Art. 17.Deze collectieve arbeidsovereenkomst wordt van kracht op 1 januari 2008. Zij wordt gesloten voor onbepaalde tijd. Zij kan worden opgezegd door één van de partijen met een opzeggingstermijn van 6 maanden te betekenen per aangetekende brief aan de voorzitter van het Paritair Subcomité voor de beschutte werkplaatsen van het Waalse Gewest en van de Duitstalige Gemeenschap.
Gezien om te worden gevoegd bij het koninklijk besluit van 24 oktober 2008.
De Vice-Eerste Minister en Minister van Werk en Gelijke Kansen, Mevr. J. MILQUET
Bijlage bij de collectieve arbeidsovereenkomst van 21 november 2007, gesloten in het Paritair Subcomité voor de beschutte werkplaatsen van het Waalse Gewest en van de Duitstalige Gemeenschap, betreffende de kaderovereenkomst Implementatieprocedures van de sectorale classificatie van Paritair Subcomité voor de beschutte werkplaatsen van het Waalse Gewest en van de Duitstalige Gemeenschap betreffende het productiepersoneel zoals bepaald in de collectieve arbeidsovereenkomst van 17 januari 1997 betreffende de functiecategorieën en de minimumlonen van de werknemers met een handicap I. Algemene inleiding In 2005 heeft de sector, na enkele proeven zonder resultaat, beslist om een beroep te doen op Optimor om een nieuwe sectorale functieclassificatie op poten te zetten.

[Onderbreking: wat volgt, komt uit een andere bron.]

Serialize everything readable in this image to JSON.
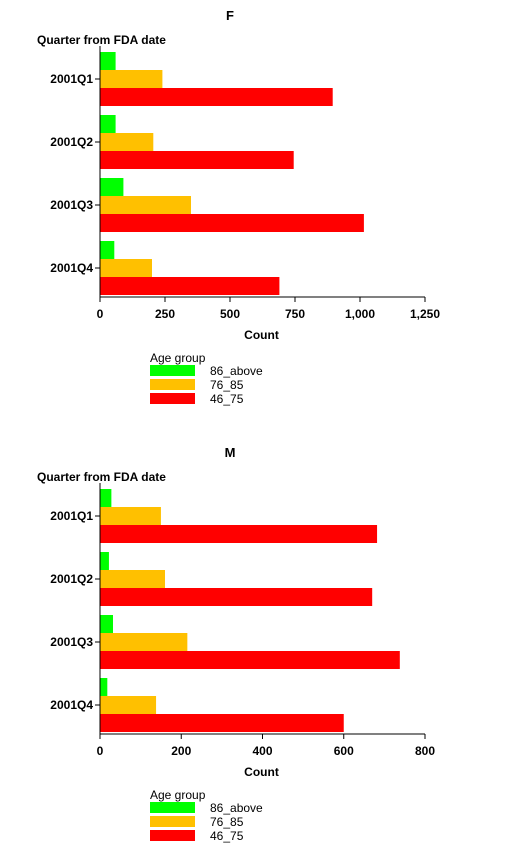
{
  "chart_data": [
    {
      "type": "bar",
      "orientation": "horizontal",
      "title": "F",
      "ylabel": "Quarter from FDA date",
      "xlabel": "Count",
      "categories": [
        "2001Q1",
        "2001Q2",
        "2001Q3",
        "2001Q4"
      ],
      "xlim": [
        0,
        1250
      ],
      "xticks": [
        0,
        250,
        500,
        750,
        1000,
        1250
      ],
      "xtick_labels": [
        "0",
        "250",
        "500",
        "750",
        "1,000",
        "1,250"
      ],
      "grid": false,
      "legend": {
        "title": "Age group",
        "position": "bottom-left"
      },
      "series": [
        {
          "name": "86_above",
          "color": "#00ff00",
          "values": [
            60,
            60,
            90,
            55
          ]
        },
        {
          "name": "76_85",
          "color": "#ffc000",
          "values": [
            240,
            205,
            350,
            200
          ]
        },
        {
          "name": "46_75",
          "color": "#ff0000",
          "values": [
            895,
            745,
            1015,
            690
          ]
        }
      ]
    },
    {
      "type": "bar",
      "orientation": "horizontal",
      "title": "M",
      "ylabel": "Quarter from FDA date",
      "xlabel": "Count",
      "categories": [
        "2001Q1",
        "2001Q2",
        "2001Q3",
        "2001Q4"
      ],
      "xlim": [
        0,
        800
      ],
      "xticks": [
        0,
        200,
        400,
        600,
        800
      ],
      "xtick_labels": [
        "0",
        "200",
        "400",
        "600",
        "800"
      ],
      "grid": false,
      "legend": {
        "title": "Age group",
        "position": "bottom-left"
      },
      "series": [
        {
          "name": "86_above",
          "color": "#00ff00",
          "values": [
            28,
            22,
            32,
            18
          ]
        },
        {
          "name": "76_85",
          "color": "#ffc000",
          "values": [
            150,
            160,
            215,
            138
          ]
        },
        {
          "name": "46_75",
          "color": "#ff0000",
          "values": [
            682,
            670,
            738,
            600
          ]
        }
      ]
    }
  ]
}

Na een analyse van de bestaande classificatiemethodes heeft de sector opdracht gegeven aan Optimor om een instrument op maat te ontwikkelen dat beter beantwoordt aan de specifieke kenmerken van de beschutte werkplaatsen.
Een paritaire stuurgroep werd opgericht om de ontwikkeling van Ergo-M-eta (naam van het instrument) te volgen en er actief aan deel te nemen. Hij wordt ertoe gebracht om te evolueren in functie van de ervaring op het terrein.
Er werden standaardfuncties gekozen en gewogen met behulp van het instrument om te dienen als vergelijkingspunten met de functies die werkelijk werden uitgeoefend in de beschutte werkplaatsen.
De sectorale functieclassificatie telt 7 klassen, waarin de standaardfuncties worden onderverdeeld.
Met het oog op de uniformisering gebruiken wij de naam van de functies in het mannelijk in de classificatie. Het is duidelijk dat de functies zowel door mannen als door vrouwen kunnen worden uitgeoefend.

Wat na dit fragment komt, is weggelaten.